I have a new piece in Hadassah magazine describing how Israel created the ultra-Orthodox community as we see it today, with its life-time students, large families and poverty:

I’m standing in the Kerem Avraham neighborhood of Jerusalem. Across the street is the stone building where Amos Oz, Israel’s most famous novelist, grew up in a small apartment. Back then, in the 1940s, Kerem Avraham was home to “petty clerks, small retailers, bank tellers or cinema ticketsellers, schoolteachers or dispensers of private lessons,” as Oz writes in his memoir, A Tale of Love and Darkness.

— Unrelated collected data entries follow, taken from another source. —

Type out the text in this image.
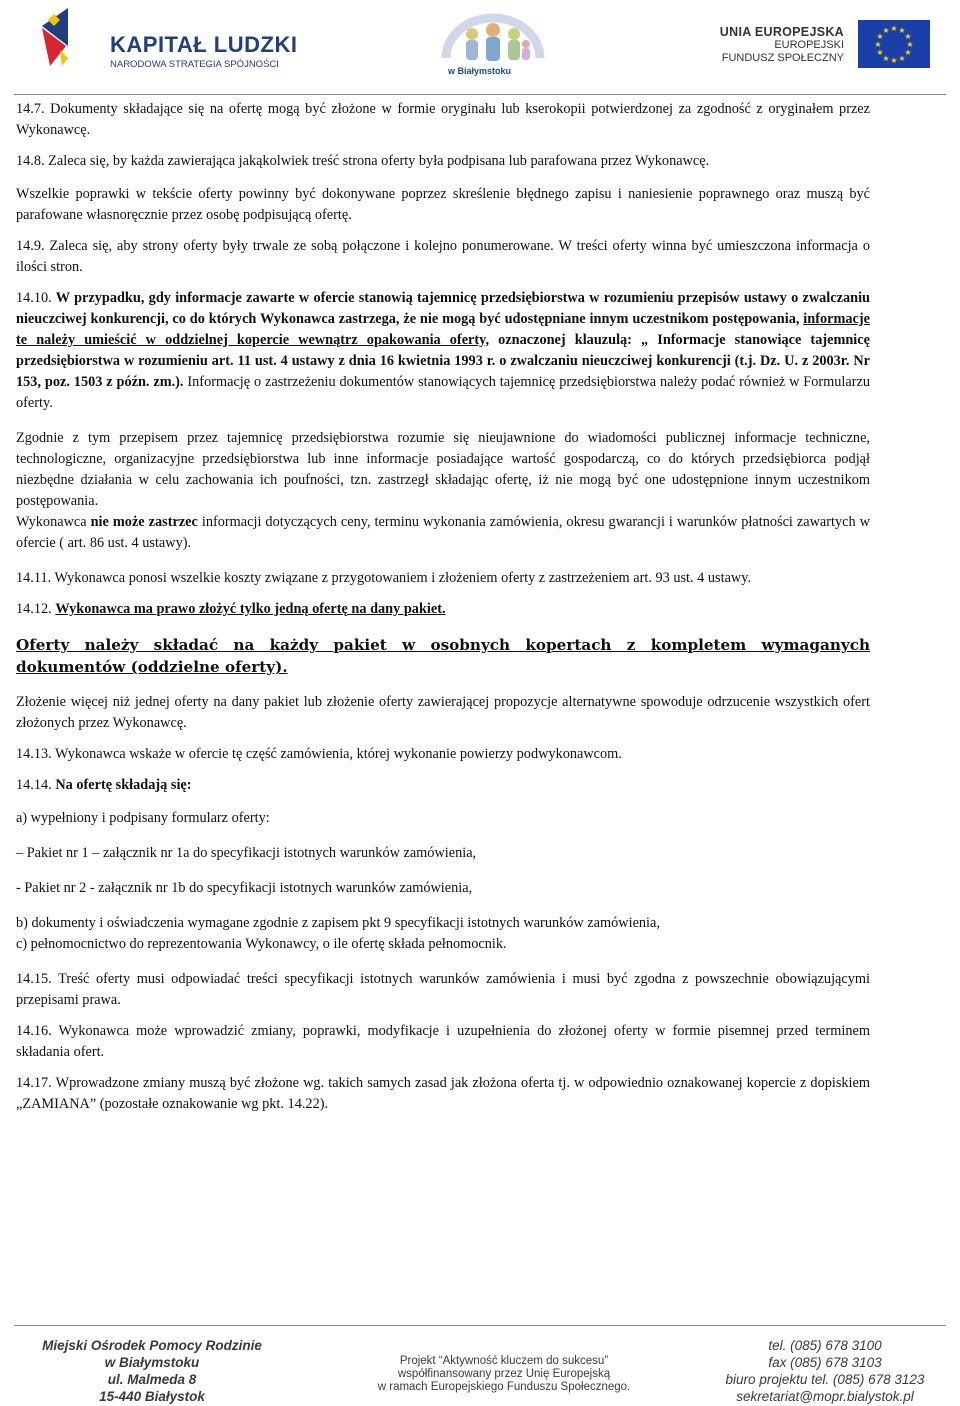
KAPITAŁ LUDZKI
NARODOWA STRATEGIA SPÓJNOŚCI
w Białymstoku
UNIA EUROPEJSKA
EUROPEJSKI
FUNDUSZ SPOŁECZNY
★ ★
★
★
★
★
★
★
★
★
★
★

14.7. Dokumenty składające się na ofertę mogą być złożone w formie oryginału lub kserokopii potwierdzonej za zgodność z oryginałem przez Wykonawcę.

14.8. Zaleca się, by każda zawierająca jakąkolwiek treść strona oferty była podpisana lub parafowana przez Wykonawcę.

Wszelkie poprawki w tekście oferty powinny być dokonywane poprzez skreślenie błędnego zapisu i naniesienie poprawnego oraz muszą być parafowane własnoręcznie przez osobę podpisującą ofertę.

14.9. Zaleca się, aby strony oferty były trwale ze sobą połączone i kolejno ponumerowane. W treści oferty winna być umieszczona informacja o ilości stron.

14.10. W przypadku, gdy informacje zawarte w ofercie stanowią tajemnicę przedsiębiorstwa w rozumieniu przepisów ustawy o zwalczaniu nieuczciwej konkurencji, co do których Wykonawca zastrzega, że nie mogą być udostępniane innym uczestnikom postępowania, informacje te należy umieścić w oddzielnej kopercie wewnątrz opakowania oferty, oznaczonej klauzulą: „ Informacje stanowiące tajemnicę przedsiębiorstwa w rozumieniu art. 11 ust. 4 ustawy z dnia 16 kwietnia 1993 r. o zwalczaniu nieuczciwej konkurencji (t.j. Dz. U. z 2003r. Nr 153, poz. 1503 z późn. zm.). Informację o zastrzeżeniu dokumentów stanowiących tajemnicę przedsiębiorstwa należy podać również w Formularzu oferty.

Zgodnie z tym przepisem przez tajemnicę przedsiębiorstwa rozumie się nieujawnione do wiadomości publicznej informacje techniczne, technologiczne, organizacyjne przedsiębiorstwa lub inne informacje posiadające wartość gospodarczą, co do których przedsiębiorca podjął niezbędne działania w celu zachowania ich poufności, tzn. zastrzegł składając ofertę, iż nie mogą być one udostępnione innym uczestnikom postępowania.

Wykonawca nie może zastrzec informacji dotyczących ceny, terminu wykonania zamówienia, okresu gwarancji i warunków płatności zawartych w ofercie ( art. 86 ust. 4 ustawy).

14.11. Wykonawca ponosi wszelkie koszty związane z przygotowaniem i złożeniem oferty z zastrzeżeniem art. 93 ust. 4 ustawy.

14.12. Wykonawca ma prawo złożyć tylko jedną ofertę na dany pakiet.

Oferty należy składać na każdy pakiet w osobnych kopertach z kompletem wymaganych dokumentów (oddzielne oferty).

Złożenie więcej niż jednej oferty na dany pakiet lub złożenie oferty zawierającej propozycje alternatywne spowoduje odrzucenie wszystkich ofert złożonych przez Wykonawcę.

14.13. Wykonawca wskaże w ofercie tę część zamówienia, której wykonanie powierzy podwykonawcom.

14.14. Na ofertę składają się:

a) wypełniony i podpisany formularz oferty:

– Pakiet nr 1 – załącznik nr 1a do specyfikacji istotnych warunków zamówienia,

- Pakiet nr 2 - załącznik nr 1b do specyfikacji istotnych warunków zamówienia,

b) dokumenty i oświadczenia wymagane zgodnie z zapisem pkt 9 specyfikacji istotnych warunków zamówienia,

c) pełnomocnictwo do reprezentowania Wykonawcy, o ile ofertę składa pełnomocnik.

14.15. Treść oferty musi odpowiadać treści specyfikacji istotnych warunków zamówienia i musi być zgodna z powszechnie obowiązującymi przepisami prawa.

14.16. Wykonawca może wprowadzić zmiany, poprawki, modyfikacje i uzupełnienia do złożonej oferty w formie pisemnej przed terminem składania ofert.

14.17. Wprowadzone zmiany muszą być złożone wg. takich samych zasad jak złożona oferta tj. w odpowiednio oznakowanej kopercie z dopiskiem „ZAMIANA” (pozostałe oznakowanie wg pkt. 14.22).

Miejski Ośrodek Pomocy Rodzinie
w Białymstoku
ul. Malmeda 8
15-440 Białystok
Projekt “Aktywność kluczem do sukcesu”
współfinansowany przez Unię Europejską
w ramach Europejskiego Funduszu Społecznego.
tel. (085) 678 3100
fax (085) 678 3103
biuro projektu tel. (085) 678 3123
sekretariat@mopr.bialystok.pl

They observed the last vestiges of Judaism—candles on Friday night, services on Yom Kippur—and avidly argued fine points of Zionist ideology.

When it was time for Amos to start school, his father faced a dilemma. Party-linked school systems educated the Jewish children of Manda­tory Palestine. One school within walk­ing distance belonged to the socialists of Labor Zionism, the other to the Orthodox Zionists of the Mizrahi movement. Oz’s father, however, was a right-wing secularist. He chose the Mizrahi school because the “red tide was on the upsurge in our land” and the socialist school might turn the boy into a Bolshevik. He felt the religious school posed no parallel risk because “religious Jews…with their synagogues would disappear off the face of the earth in a few years.”